O cenário de instabilidade impactou diretamente o mercado financeiro, resultando no fechamento em queda de todas as bolsas asiáticas no início da semana.
Impacto nos custos de produção
A região em conflito é estratégica para a logística de suprimentos do Brasil, estando situada na rota de importações essenciais para o setor produtivo. O setor agropecuário teme, principalmente, o encarecimento e a interrupção no fornecimento de fertilizantes e combustíveis, insumos básicos amplamente utilizados nas lavouras brasileiras.
Os ataques iniciados no último sábado geraram uma reação em cadeia no mercado de commodities. Como o Brasil depende significativamente da importação desses recursos para manter a produtividade agrícola, a alta do petróleo e a instabilidade nas rotas marítimas pressionam diretamente a margem de lucro dos produtores rurais.
Expectativa econômica e o dólar
Além da valorização do petróleo, o mercado aguarda com forte expectativa a abertura dos negócios para avaliar o comportamento do dólar. A variação cambial é um fator determinante para o agronegócio, pois influencia tanto o custo de importação de insumos quanto a competitividade das exportações brasileiras no exterior.
A instabilidade geopolítica tende a fortalecer moedas consideradas seguras, o que pode pressionar ainda mais o custo de vida e os gastos operacionais "da porteira para dentro". Especialistas do setor reforçam a necessidade de cautela no planejamento das próximas safras diante da volatilidade dos preços internacionais.

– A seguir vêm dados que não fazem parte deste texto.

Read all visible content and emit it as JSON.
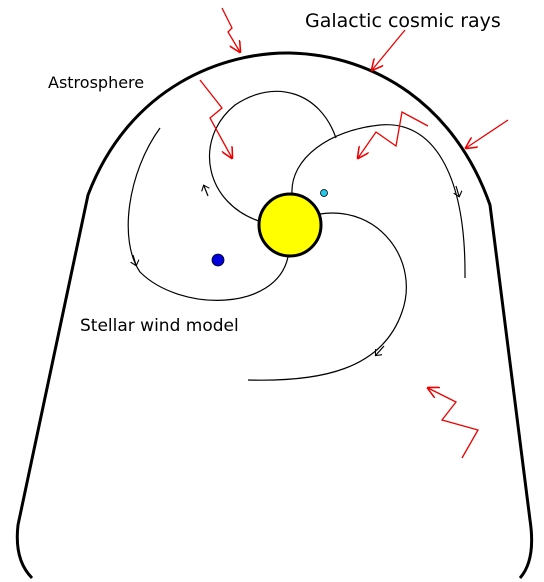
{
  "labels": {
    "cosmic_rays": "Galactic cosmic rays",
    "astrosphere": "Astrosphere",
    "stellar_wind": "Stellar wind model"
  }
}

Agenda diplomática na Casa Branca
Em meio ao clima de tensão internacional, a diplomacia brasileira se movimenta para tratar de pautas econômicas e bilaterais. O presidente Luiz Inácio Lula da Silva deve se encontrar com o presidente americano Donald Trump no mês de março.
O encontro, previsto para ocorrer na Casa Branca, deve abordar o novo cenário global e as relações comerciais entre as duas potências. A expectativa é que o diálogo possa trazer sinalizações importantes para o comércio exterior, em um momento em que as cadeias de suprimentos globais enfrentam novos desafios logísticos e financeiros.